Impex lighting do deserve a special mention for being really helpful. I couldn’t get to their showroom near London, but their rep gave me a web virtual tour of the lights I was interested in and sent me a lot of photos of them hanging in the showroom.




The Impex Emmie photographed on a virtual tour of the showroom


Learning 3: Sadly, the big manufacturers are not prepared to alter fittings, for example by extending the length of cables/chains. They prefer you find an electrician to do this for you. This can invalidate any manufacturers guarantee, so think carefully before going that route!

Does Ebay have the answer?

I spent quite a LOT of time exhaustively searching Ebay options. Within my budget, there wasn’t really anything large enough. I did find one company who were prepared to extend the length of chain and light flex in a fitting

The DUSX 12 arm light from EbayThis light was available in a range of finishes. It’s not quite the style I was looking for though.

There must be something online, somewhere then, surely?
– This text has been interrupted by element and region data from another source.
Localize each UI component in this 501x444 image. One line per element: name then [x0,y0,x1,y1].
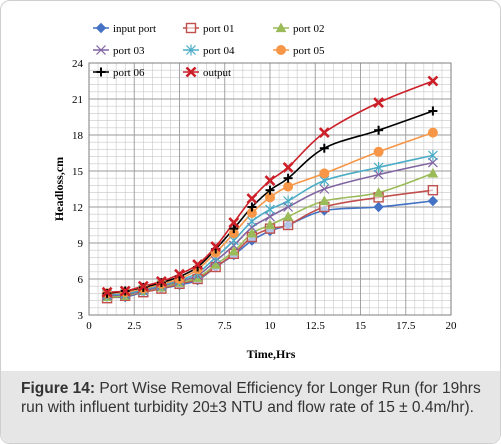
data-point [228,217,240,229]
data-point [282,211,294,221]
legend-item: port 05 [273,45,325,57]
data-point [246,227,258,238]
legend-label: port 01 [203,23,234,35]
data-point [174,268,185,280]
legend-label: port 04 [203,45,235,57]
y-tick-label: 6 [78,274,84,286]
legend-marker [185,22,197,34]
legend-label: output [203,67,231,79]
data-point [264,219,276,230]
data-point [319,168,330,179]
y-axis-ticks: 3 6 9 12 15 18 21 24 [72,58,84,322]
data-point [427,195,439,207]
data-point [373,169,384,180]
data-point [318,127,330,139]
plot-area [88,62,452,316]
caption-text: Port Wise Removal Efficiency for Longer … [21,380,481,416]
data-point [427,149,438,161]
data-point [373,146,384,157]
data-point [265,211,275,222]
x-tick-label: 20 [446,320,458,332]
data-point [427,184,439,196]
legend-marker [275,22,287,33]
caption-panel: Figure 14: Port Wise Removal Efficiency … [1,371,500,443]
data-point [373,201,384,213]
legend-label: port 02 [293,23,324,35]
caption-label: Figure 14: [21,380,96,397]
data-point [265,185,275,195]
data-point [246,193,258,205]
y-tick-label: 12 [72,202,83,214]
data-point [101,286,113,298]
data-point [282,219,294,231]
data-point [427,157,438,168]
y-tick-label: 21 [72,94,83,106]
legend-item: port 04 [183,44,235,57]
data-point [283,195,294,207]
data-point [282,161,294,173]
data-point [373,97,385,109]
x-tick-label: 0 [86,320,92,332]
data-point [155,275,167,287]
y-axis-label: Headloss,cm [52,157,66,221]
legend-marker [96,45,106,55]
legend-item: port 03 [93,45,145,57]
data-point [210,259,222,269]
chart: 0 2.5 5 7.5 10 12.5 15 17.5 20 3 6 9 12 15 18 21 24 Tim… [52,22,457,361]
x-tick-label: 10 [265,320,277,332]
x-tick-label: 7.5 [218,320,232,332]
data-point [374,125,384,135]
y-tick-label: 18 [72,130,84,142]
data-point [427,75,439,87]
legend: input port port 01 port 02 port 03 port 04 po… [93,22,325,79]
figure-caption: Figure 14: Port Wise Removal Efficiency … [21,379,491,417]
x-tick-label: 5 [177,320,183,332]
legend-item: port 06 [93,67,145,79]
legend-item: port 01 [183,22,234,35]
legend-label: port 03 [113,45,145,57]
x-tick-label: 2.5 [127,320,141,332]
legend-item: port 02 [273,22,324,35]
legend-marker [96,67,106,77]
data-point [373,161,384,173]
y-tick-label: 15 [72,166,84,178]
data-point [318,195,330,206]
data-point [264,175,276,187]
legend-label: input port [113,23,156,35]
data-point [283,173,293,183]
data-point [428,106,438,116]
x-tick-label: 17.5 [396,320,416,332]
y-tick-label: 9 [78,238,84,250]
data-point [427,167,439,178]
data-point [247,202,257,212]
data-point [229,224,239,234]
legend-item: input port [93,22,156,35]
data-point [228,245,240,256]
data-point [119,285,131,297]
x-tick-label: 15 [355,320,367,332]
data-point [427,127,438,138]
legend-marker [95,22,107,34]
y-tick-label: 24 [72,58,84,70]
legend-item: output [183,66,231,79]
data-points [101,75,439,304]
data-point [265,203,275,215]
legend-marker [276,45,286,55]
data-point [210,241,222,253]
x-tick-label: 12.5 [306,320,326,332]
data-point [319,184,330,194]
data-point [319,143,329,153]
data-point [137,280,149,292]
data-point [283,181,294,192]
x-axis-label: Time,Hrs [247,347,296,361]
legend-label: port 05 [293,45,325,57]
data-point [192,259,204,271]
data-point [373,187,384,197]
x-axis-ticks: 0 2.5 5 7.5 10 12.5 15 17.5 20 [86,320,457,332]
y-tick-label: 3 [78,310,84,322]
legend-label: port 06 [113,67,145,79]
legend-marker [185,66,197,78]
legend-marker [186,44,196,56]
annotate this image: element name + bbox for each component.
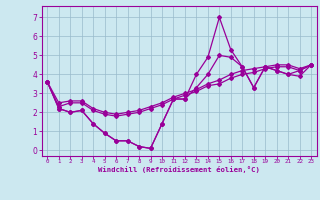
X-axis label: Windchill (Refroidissement éolien,°C): Windchill (Refroidissement éolien,°C)	[98, 166, 260, 173]
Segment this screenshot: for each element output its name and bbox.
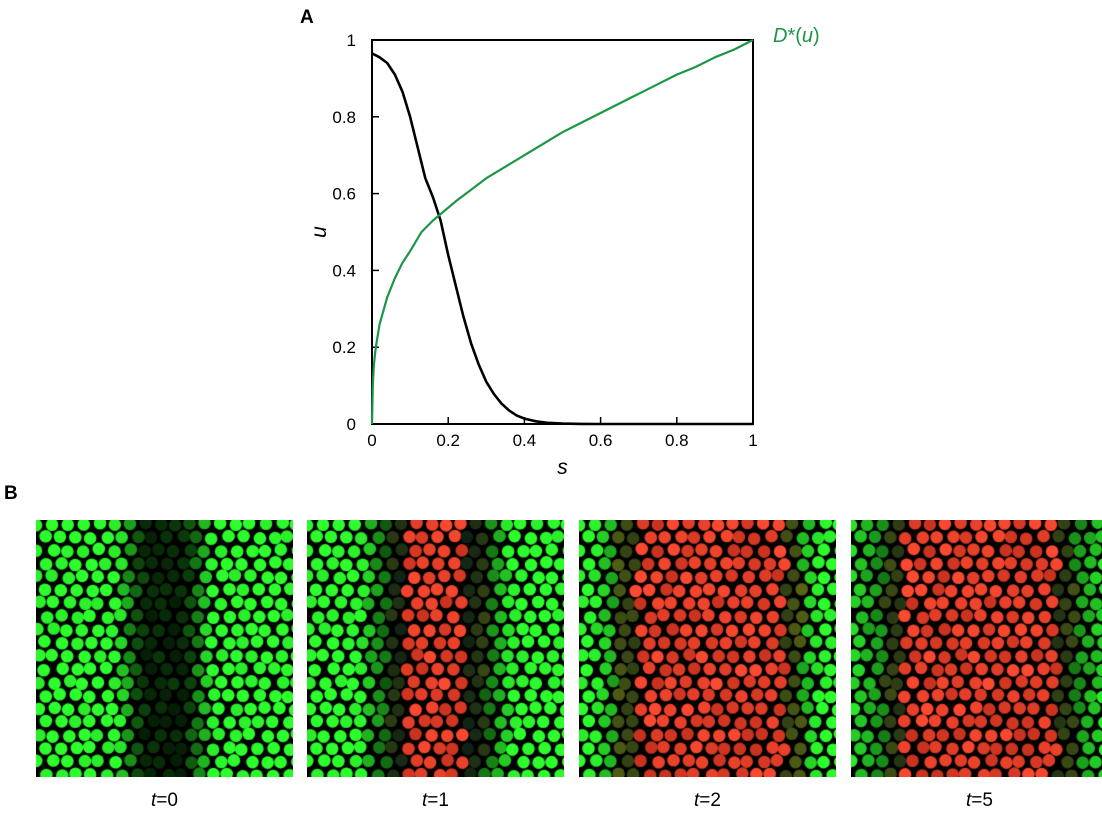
snapshot-1-image xyxy=(307,520,564,777)
x-tick-label: 0 xyxy=(367,431,376,450)
time-value: =5 xyxy=(971,790,993,811)
series-line-0 xyxy=(371,52,753,426)
y-tick-label: 1 xyxy=(347,31,356,50)
x-tick-label: 0.2 xyxy=(436,431,460,450)
snapshot-2 xyxy=(579,520,836,777)
time-variable: t xyxy=(966,790,972,811)
y-tick-label: 0.6 xyxy=(332,185,356,204)
time-value: =0 xyxy=(156,790,178,811)
y-tick-label: 0.8 xyxy=(332,108,356,127)
line-chart: 0 0.2 0.4 0.6 0.8 1 0 0.2 0.4 0.6 0.8 1 s u D*(u) xyxy=(308,25,820,479)
y-tick-label: 0 xyxy=(347,415,356,434)
x-tick-label: 1 xyxy=(748,431,757,450)
snapshot-0-image xyxy=(36,520,293,777)
curve-label: D*(u) xyxy=(773,25,820,47)
snapshot-1-label: t=1 xyxy=(307,790,564,812)
x-tick-label: 0.8 xyxy=(665,431,689,450)
y-tick-label: 0.4 xyxy=(332,261,356,280)
snapshot-3-image xyxy=(851,520,1102,777)
snapshot-1 xyxy=(307,520,564,777)
x-axis-label: s xyxy=(557,456,568,479)
series-line-1 xyxy=(370,39,754,425)
panel-a-label: A xyxy=(300,7,314,28)
snapshot-2-label: t=2 xyxy=(579,790,836,812)
snapshot-0-label: t=0 xyxy=(36,790,293,812)
plot-frame xyxy=(371,39,754,425)
snapshot-2-image xyxy=(579,520,836,777)
time-value: =2 xyxy=(699,790,721,811)
panel-b-label: B xyxy=(4,483,18,504)
y-axis-label: u xyxy=(308,226,331,238)
y-tick-label: 0.2 xyxy=(332,338,356,357)
snapshot-0 xyxy=(36,520,293,777)
time-variable: t xyxy=(151,790,157,811)
snapshot-3 xyxy=(851,520,1102,777)
time-variable: t xyxy=(422,790,428,811)
x-tick-label: 0.6 xyxy=(589,431,613,450)
time-variable: t xyxy=(694,790,700,811)
time-value: =1 xyxy=(427,790,449,811)
x-tick-label: 0.4 xyxy=(513,431,537,450)
snapshot-3-label: t=5 xyxy=(851,790,1102,812)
Next step – try ALL the online companies. I went through all the big retailers: John Lewis, Debenhams, Next, Marks and Spencer, and so on. NOTHING was big enough for the space. I also had a good look through the extensive selection on Wayfair. Plenty of lights which are quite large in themselves, but they still didn’t have long chains!

Learning 4: As standard, most lights have a chain either 50 or 75cm long. Sometimes they go up to one metre long, but that’s your lot!
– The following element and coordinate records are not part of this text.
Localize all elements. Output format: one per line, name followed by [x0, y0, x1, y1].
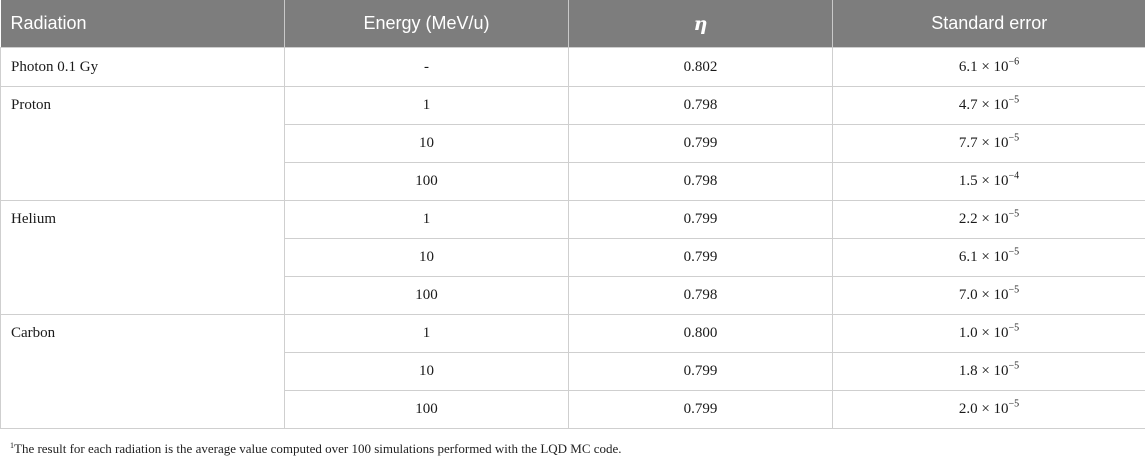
energy-cell: 10 [284, 124, 569, 163]
standard-error-cell: 6.1 × 10−5 [832, 238, 1145, 277]
standard-error-cell: 1.8 × 10−5 [832, 352, 1145, 391]
header-energy: Energy (MeV/u) [284, 0, 569, 48]
standard-error-cell: 1.5 × 10−4 [832, 162, 1145, 201]
radiation-cell: Helium [0, 200, 285, 315]
error-mantissa: 1.0 × 10 [958, 325, 1009, 341]
error-mantissa: 7.7 × 10 [958, 135, 1009, 151]
error-mantissa: 2.0 × 10 [958, 401, 1009, 417]
energy-cell: 1 [284, 86, 569, 125]
error-mantissa: 2.2 × 10 [958, 211, 1009, 227]
eta-cell: 0.798 [568, 86, 833, 125]
error-exponent: −5 [1008, 322, 1020, 334]
standard-error-cell: 7.0 × 10−5 [832, 276, 1145, 315]
radiation-cell: Proton [0, 86, 285, 201]
table-footnote: 1The result for each radiation is the av… [10, 441, 622, 457]
error-exponent: −5 [1008, 398, 1020, 410]
table-row: 100 0.798 1.5 × 10−4 [1, 162, 1145, 201]
footnote-text: The result for each radiation is the ave… [14, 441, 622, 456]
error-exponent: −5 [1008, 132, 1020, 144]
standard-error-cell: 7.7 × 10−5 [832, 124, 1145, 163]
eta-cell: 0.799 [568, 352, 833, 391]
table-row: 10 0.799 1.8 × 10−5 [1, 352, 1145, 391]
standard-error-cell: 4.7 × 10−5 [832, 86, 1145, 125]
error-mantissa: 4.7 × 10 [958, 97, 1009, 113]
table-row: 10 0.799 6.1 × 10−5 [1, 238, 1145, 277]
eta-cell: 0.799 [568, 200, 833, 239]
standard-error-cell: 1.0 × 10−5 [832, 314, 1145, 353]
table-row: Helium 1 0.799 2.2 × 10−5 [0, 200, 1145, 315]
energy-cell: 10 [284, 238, 569, 277]
standard-error-cell: 2.0 × 10−5 [832, 390, 1145, 429]
table-row: 100 0.798 7.0 × 10−5 [1, 276, 1145, 315]
error-exponent: −5 [1008, 94, 1020, 106]
error-exponent: −5 [1008, 246, 1020, 258]
eta-cell: 0.798 [568, 162, 833, 201]
table-row: Carbon 1 0.800 1.0 × 10−5 [0, 314, 1145, 429]
table-row: 100 0.799 2.0 × 10−5 [1, 390, 1145, 429]
energy-cell: 10 [284, 352, 569, 391]
error-exponent: −5 [1008, 284, 1020, 296]
eta-cell: 0.799 [568, 390, 833, 429]
error-mantissa: 6.1 × 10 [958, 58, 1009, 75]
table-row: Proton 1 0.798 4.7 × 10−5 [0, 86, 1145, 201]
error-exponent: −5 [1008, 208, 1020, 220]
error-mantissa: 1.8 × 10 [958, 363, 1009, 379]
eta-cell: 0.798 [568, 276, 833, 315]
table-header: Radiation Energy (MeV/u) η Standard erro… [0, 0, 1145, 48]
standard-error-cell: 6.1 × 10−6 [832, 47, 1145, 87]
header-eta: η [568, 0, 833, 48]
results-table: Radiation Energy (MeV/u) η Standard erro… [0, 0, 1145, 429]
error-mantissa: 6.1 × 10 [958, 249, 1009, 265]
energy-cell: 1 [284, 314, 569, 353]
energy-cell: - [284, 47, 569, 87]
eta-cell: 0.800 [568, 314, 833, 353]
energy-cell: 100 [284, 162, 569, 201]
error-mantissa: 1.5 × 10 [958, 173, 1009, 189]
energy-cell: 1 [284, 200, 569, 239]
error-exponent: −4 [1008, 170, 1020, 182]
table-row: Photon 0.1 Gy - 0.802 6.1 × 10−6 [0, 47, 1145, 87]
eta-cell: 0.799 [568, 238, 833, 277]
eta-cell: 0.799 [568, 124, 833, 163]
radiation-cell: Carbon [0, 314, 285, 429]
energy-cell: 100 [284, 276, 569, 315]
eta-cell: 0.802 [568, 47, 833, 87]
header-row: Radiation Energy (MeV/u) η Standard erro… [0, 0, 1145, 48]
header-standard-error: Standard error [832, 0, 1145, 48]
header-radiation: Radiation [0, 0, 285, 48]
table-body: Photon 0.1 Gy - 0.802 6.1 × 10−6 Proton … [0, 47, 1145, 429]
error-exponent: −5 [1008, 360, 1020, 372]
error-mantissa: 7.0 × 10 [958, 287, 1009, 303]
footnote-marker: 1 [10, 441, 14, 451]
radiation-cell: Photon 0.1 Gy [0, 47, 285, 87]
error-exponent: −6 [1008, 56, 1020, 67]
standard-error-cell: 2.2 × 10−5 [832, 200, 1145, 239]
energy-cell: 100 [284, 390, 569, 429]
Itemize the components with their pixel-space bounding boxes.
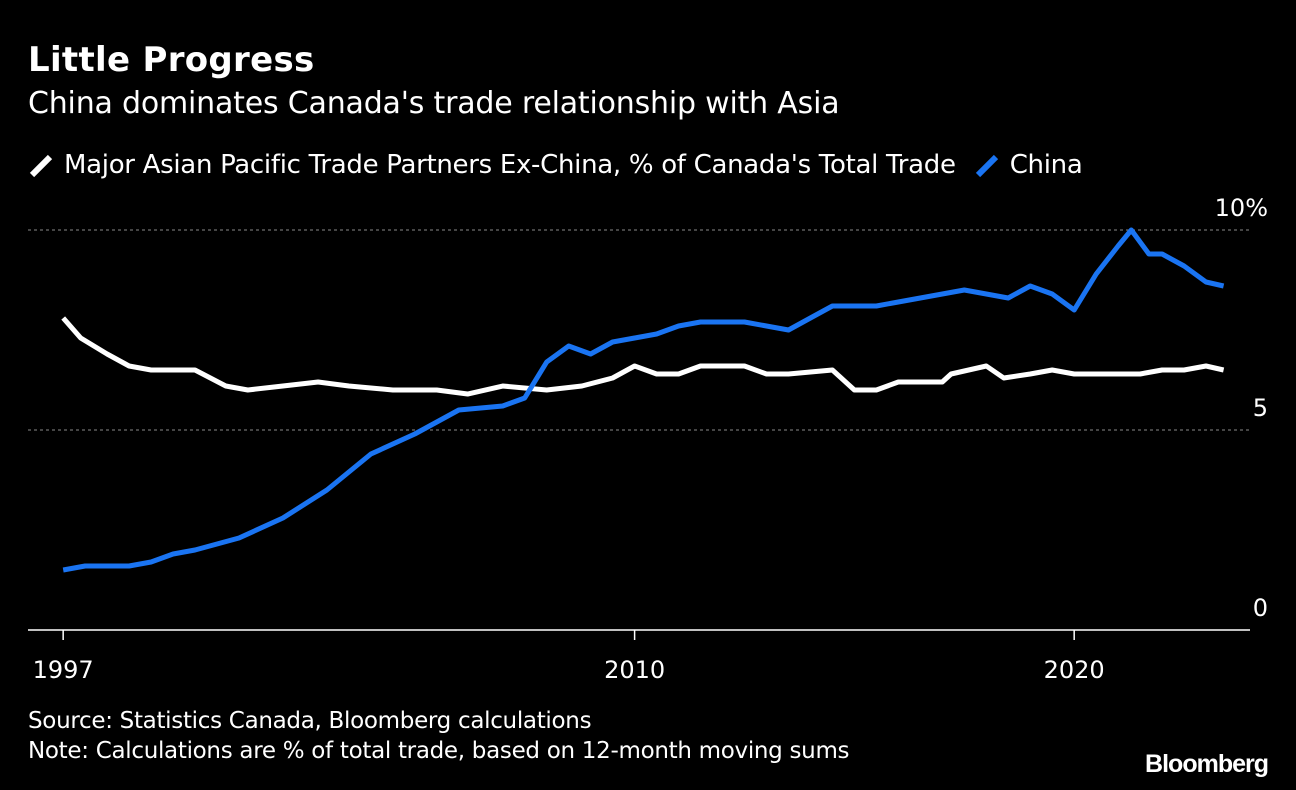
x-tick-label: 1997 — [33, 656, 94, 684]
y-tick-label: 0 — [1253, 594, 1268, 622]
y-tick-label: 5 — [1253, 394, 1268, 422]
bloomberg-logo: Bloomberg — [1145, 750, 1269, 778]
legend-label-ex-china: Major Asian Pacific Trade Partners Ex-Ch… — [64, 150, 956, 180]
legend-swatch-china — [975, 154, 998, 178]
legend-item-ex-china: Major Asian Pacific Trade Partners Ex-Ch… — [28, 150, 956, 180]
chart-title: Little Progress — [28, 40, 315, 80]
x-tick-label: 2020 — [1044, 656, 1105, 684]
y-axis-tick-labels: 10% 5 0 — [1215, 194, 1268, 622]
gridlines — [28, 229, 1250, 431]
x-tick-label: 2010 — [604, 656, 665, 684]
series-lines — [61, 227, 1225, 573]
series-line-china — [62, 227, 1225, 573]
legend-swatch-ex-china — [29, 154, 53, 178]
source-note: Source: Statistics Canada, Bloomberg cal… — [28, 708, 592, 734]
calculation-note: Note: Calculations are % of total trade,… — [28, 738, 850, 764]
y-tick-label: 10% — [1215, 194, 1268, 222]
legend-item-china: China — [974, 150, 1083, 180]
chart-subtitle: China dominates Canada's trade relations… — [28, 86, 840, 121]
legend: Major Asian Pacific Trade Partners Ex-Ch… — [28, 150, 1100, 180]
series-line-ex-china — [61, 316, 1225, 397]
legend-label-china: China — [1009, 150, 1083, 180]
x-axis: 1997 2010 2020 — [28, 629, 1250, 684]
The Debenhams Emily Chandelier

This light from Debenhams looks great, but it doesn’t have the chain length or fitting length I was looking for.
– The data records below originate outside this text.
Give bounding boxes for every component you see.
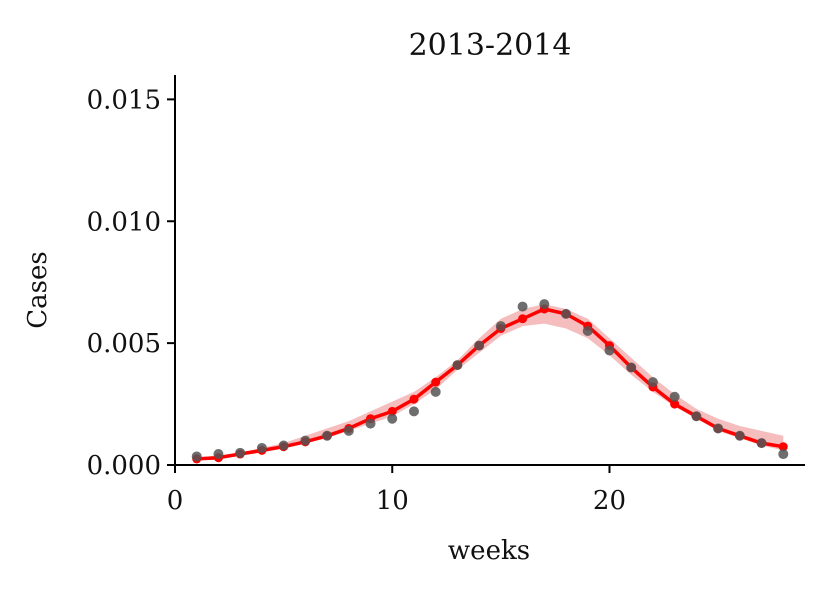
y-tick-label: 0.010 bbox=[87, 207, 161, 237]
fit-point bbox=[409, 394, 419, 404]
observed-point bbox=[669, 391, 680, 402]
observed-point bbox=[691, 411, 702, 422]
ticks: 0.000 0.005 0.010 0.015 0 10 20 bbox=[87, 85, 626, 516]
fit-series-layer bbox=[192, 304, 788, 464]
observed-point bbox=[626, 362, 637, 373]
fit-point bbox=[431, 377, 441, 387]
observed-point bbox=[213, 449, 224, 460]
observed-point bbox=[278, 440, 289, 451]
confidence-band bbox=[196, 304, 784, 461]
observed-point bbox=[343, 425, 354, 436]
x-axis-title: weeks bbox=[448, 536, 530, 566]
observed-point bbox=[300, 435, 311, 446]
observed-point bbox=[387, 413, 398, 424]
y-tick-label: 0.000 bbox=[87, 451, 161, 481]
observed-point bbox=[191, 451, 202, 462]
observed-point bbox=[734, 430, 745, 441]
observed-point bbox=[582, 325, 593, 336]
observed-series-layer bbox=[191, 299, 789, 462]
y-tick-label: 0.015 bbox=[87, 85, 161, 115]
observed-point bbox=[495, 321, 506, 332]
fit-point bbox=[387, 406, 397, 416]
observed-point bbox=[756, 438, 767, 449]
observed-point bbox=[235, 447, 246, 458]
y-tick-label: 0.005 bbox=[87, 329, 161, 359]
chart-title: 2013-2014 bbox=[409, 28, 572, 63]
observed-point bbox=[539, 299, 550, 310]
y-axis-title: Cases bbox=[23, 251, 53, 328]
observed-point bbox=[322, 430, 333, 441]
x-tick-label: 0 bbox=[167, 486, 184, 516]
observed-point bbox=[452, 360, 463, 371]
axes bbox=[174, 75, 805, 466]
observed-point bbox=[517, 301, 528, 312]
observed-point bbox=[365, 418, 376, 429]
fit-point bbox=[518, 314, 528, 324]
observed-point bbox=[474, 340, 485, 351]
observed-point bbox=[647, 377, 658, 388]
fit-point bbox=[778, 442, 788, 452]
fit-line bbox=[196, 307, 784, 461]
observed-point bbox=[778, 449, 789, 460]
observed-point bbox=[256, 442, 267, 453]
x-tick-label: 20 bbox=[593, 486, 626, 516]
fit-point bbox=[670, 399, 680, 409]
observed-point bbox=[604, 345, 615, 356]
observed-point bbox=[430, 386, 441, 397]
confidence-band-layer bbox=[196, 304, 784, 461]
x-tick-label: 10 bbox=[376, 486, 409, 516]
observed-point bbox=[561, 308, 572, 319]
observed-point bbox=[713, 423, 724, 434]
observed-point bbox=[408, 406, 419, 417]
Lesson 5: Even when a lit seems to meet all your requirements on paper, it might not in reality.

I thought I’d hit the jackpot with this one: right style, right length, good price:

Ideal Lux Caesar 9 light. Source: Kes lighting


The order was placed and a couple of weeks later, a light arrived! However…..

Issue one: the fitting was marked. It should never have made it out of the factory.

Issue two: the cable was a full 30cm shorter than advertised! So not suitable for the space


A sad sight – a pitted light frame

The light went back. Epic fail.

Auctions then?

Auctions were about the only option I didn’t investigate. I don’t have many local auction rooms and wasn’t really in a position to wait for the right thing to come up. I didn’t want to get into potential re-wiring of fittings either. If time is on your side and you are prepared to consider re-wiring a fitting, I would strongly recommend this option though!

The Shortlist

I feel like the Goldilocks of the lighting world! Nothing was ever quite right. But this was my shortlist:

  1. Right length, wrong style

The DUSX Charlotte 12 light. It’s available in different finishes, and the manufacturers were prepared to increase the length on this one. But it wasn’t really the style I was looking for.

The DUSX 12 arm light from Ebay

2. Wrong colour, good price: the make do option

The Debenhams Madeline Chandelier

The quality is amazing. It’s also a really good price – currently on sale at £100! It is in the art deco style I’m looking for. However it’s gold, and I’m looking for a silver finish. It’s not really big enough, either in width, or length of chain.

3. Right style, too large? The most expensive of the shortlist

The Diyas 8 light Rosina

4. Right style, too small? And the wrong hanging mechanism – I really wanted a light hung from a chain, rather than the more modern wires.

The Dar Escala


5. Right style, right hanging mechanism, too short, possibly too small

The Debenhams Emily Chandelier

The Conclusion

As I write, I have chosen an option, but it hasn’t been fitted yet. I don’t think I’ll know if it’s the right option until it’s in place and I’ve had chance to get used to it. So that’s the saga so far – what would you choose? Any suggestions for how to find a good light for a tall space?